The loss of cholinergic neurons is central to the impairment of learning, memory, and other cognitive deficits that are characteristic of AD. As such, cholinesterase inhibitors (ChEIs) have become the primary therapy for augmenting cholinergic neurotransmission in patients with mild to moderate AD. Four ChEIs are approved in the United States for the treatment of mild to moderate AD: tacrine, donepezil, rivastigmine, and galantamine. Each has been shown to improve or maintain cognition in patients with AD relative to placebo. In addition, evidence suggests that ChEIs can improve or maintain global functioning, reduce behavioral problems, and reduce care-giver burden associated with AD.

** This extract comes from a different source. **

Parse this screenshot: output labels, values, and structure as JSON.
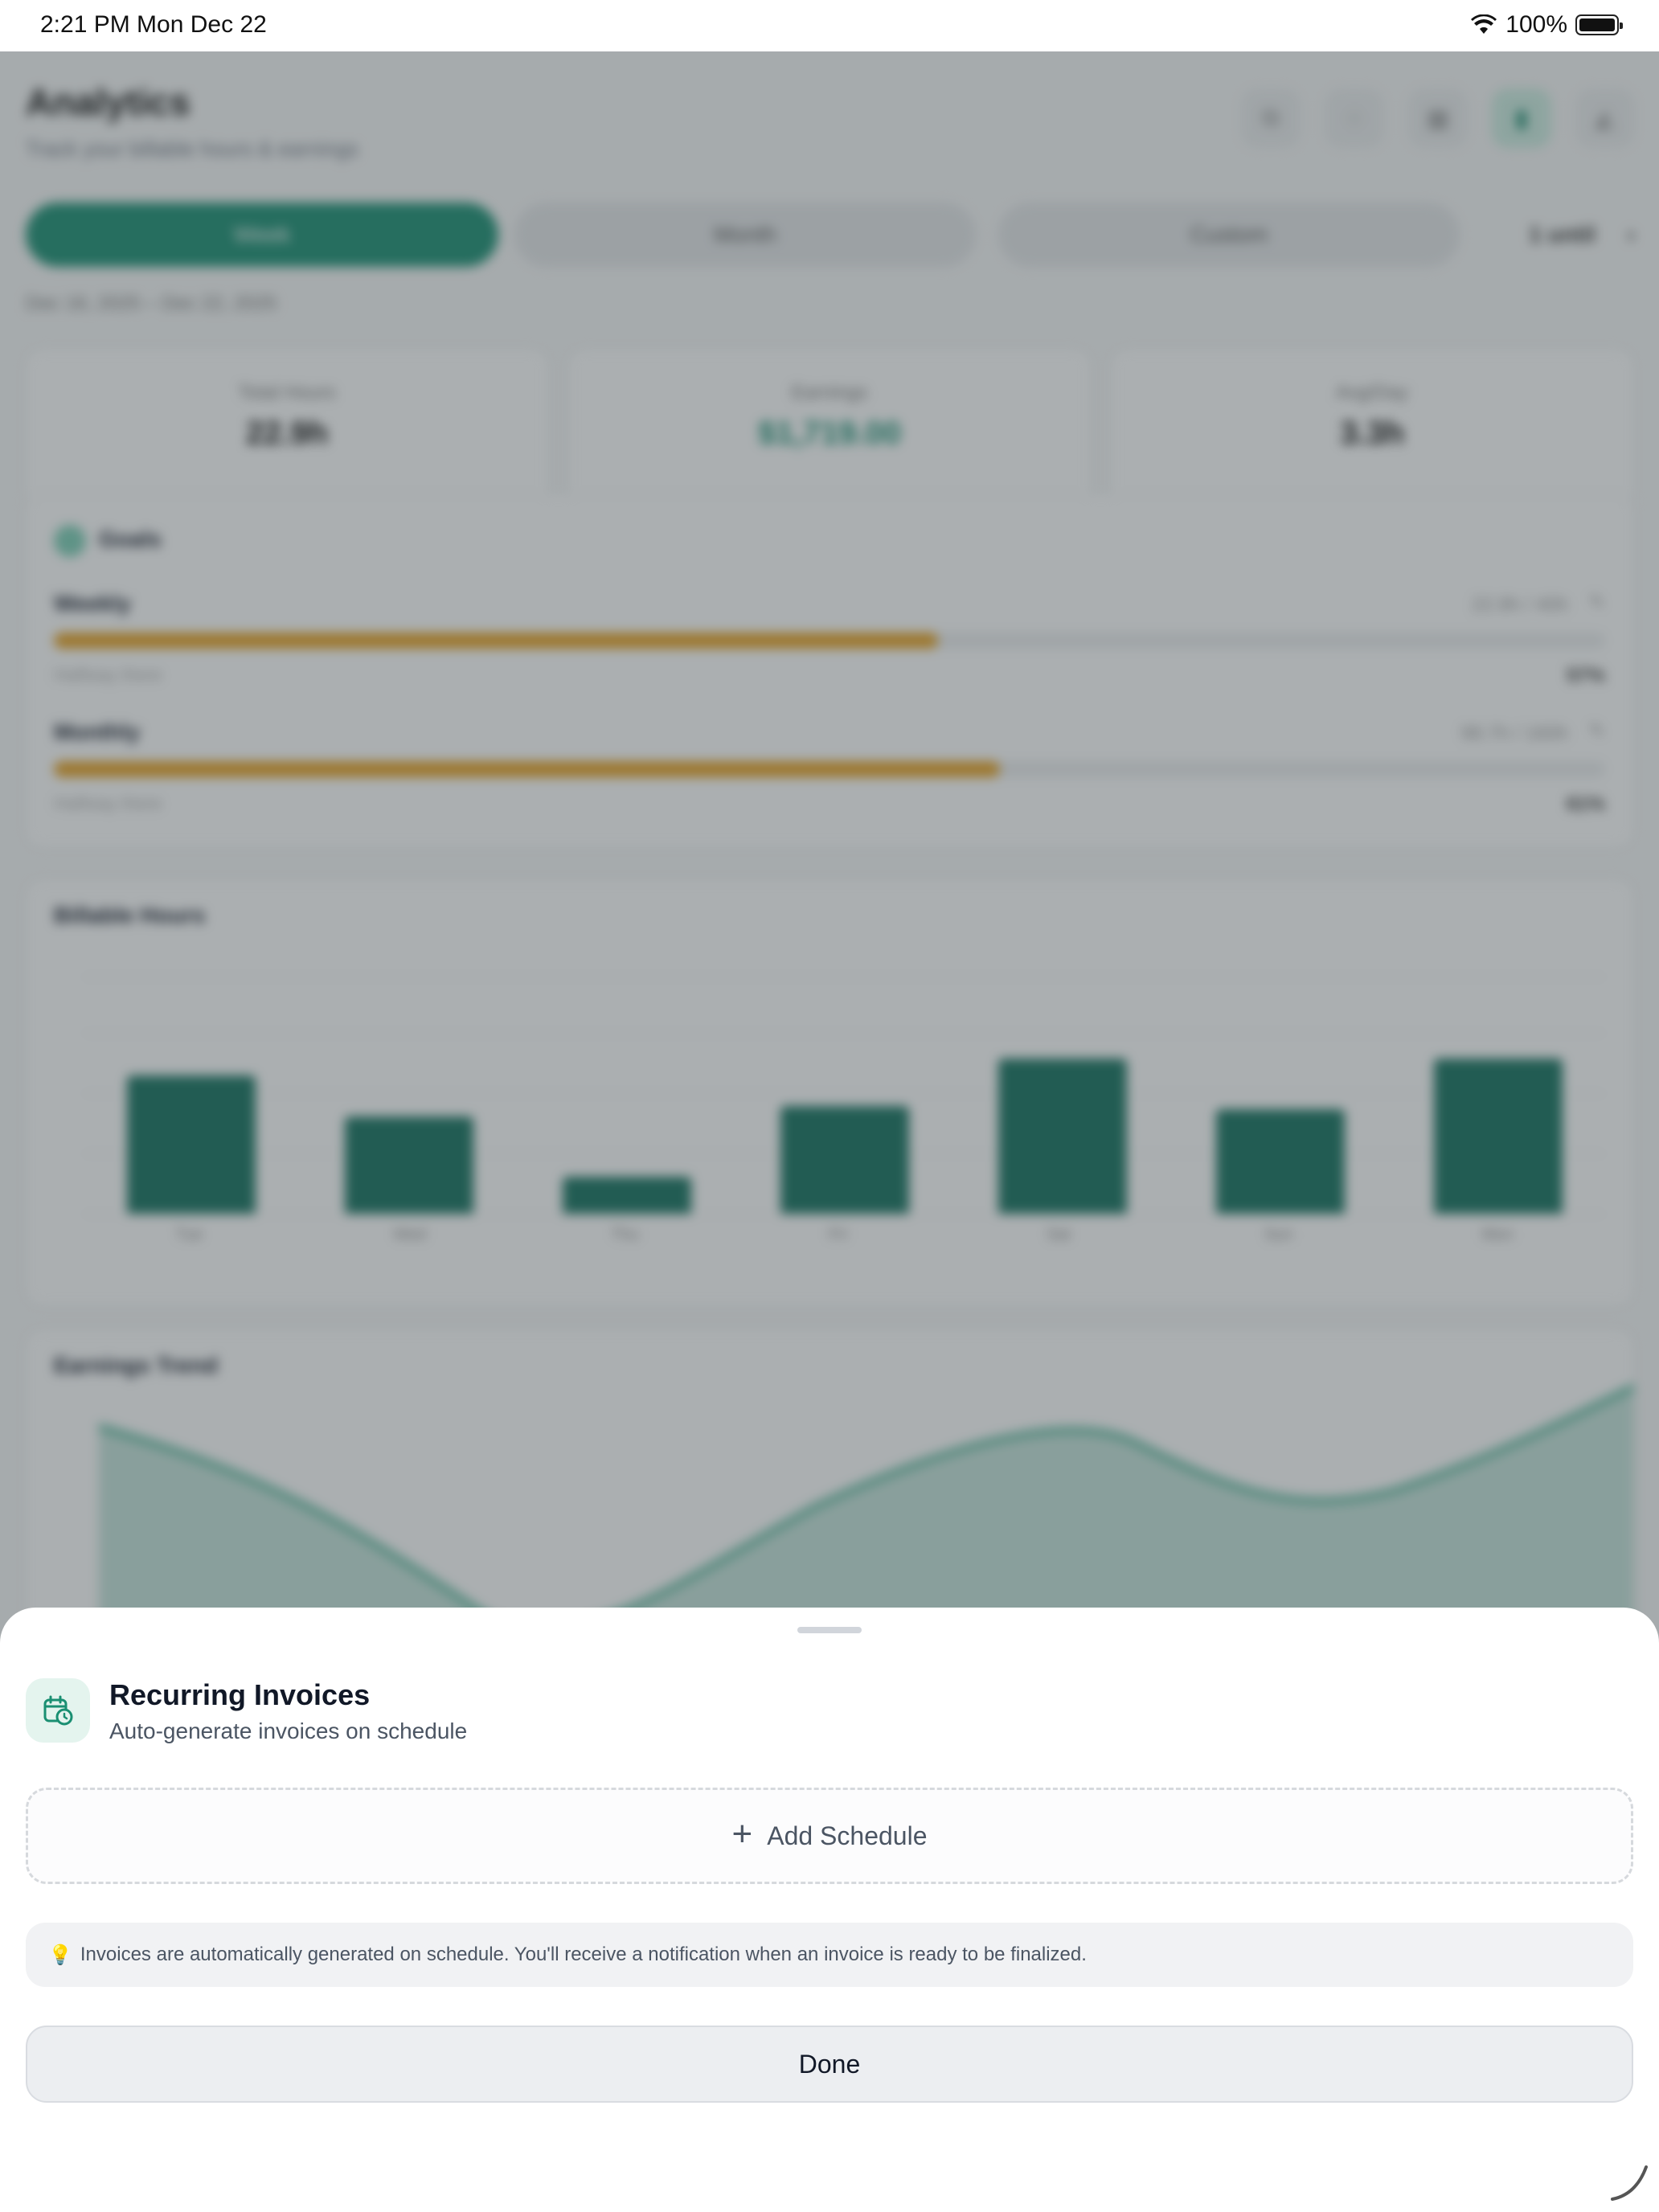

Although numerous studies have demonstrated the potential benefits of ChEIs, the use of these drugs in clinical practice has not been well described and may differ from that in clinical trials. In clinical practice, initiation of drug therapy in patients with AD is typically a joint decision of the clinician, patient, caregivers, and family members and based on various factors, including potential benefits versus risks, drug dosing and frequency, tolerability, adverse-event profiles, concurrent drug therapy, insurance coverage, and cost. Because of the lack of available treatments for dementia or AD, ChEIs may be initiated in clinical practice in situations for which they are not indicated or for patients who will not necessarily benefit from them, such as in more advanced stages of AD or non-AD types of dementia or in patients taking anticholinergics. The perceived benefit of ChEI therapy may differ among clinicians, patients, and families, as expectations of drug therapy may be higher for patients, caregivers, and families than for clinicians. Moreover, there is no consensus on the recommended duration of therapy with ChEIs, so the perceived benefit may affect the length of time a patient receives treatment. The cost of ChEI therapy and patients' insurance coverage (or lack thereof) may also determine who receives or continues therapy.

The primary objectives of this retrospective study were to describe ChEI use in elderly outpatients diagnosed with dementia and compare the use of ChEIs in clinical practice and clinical trials.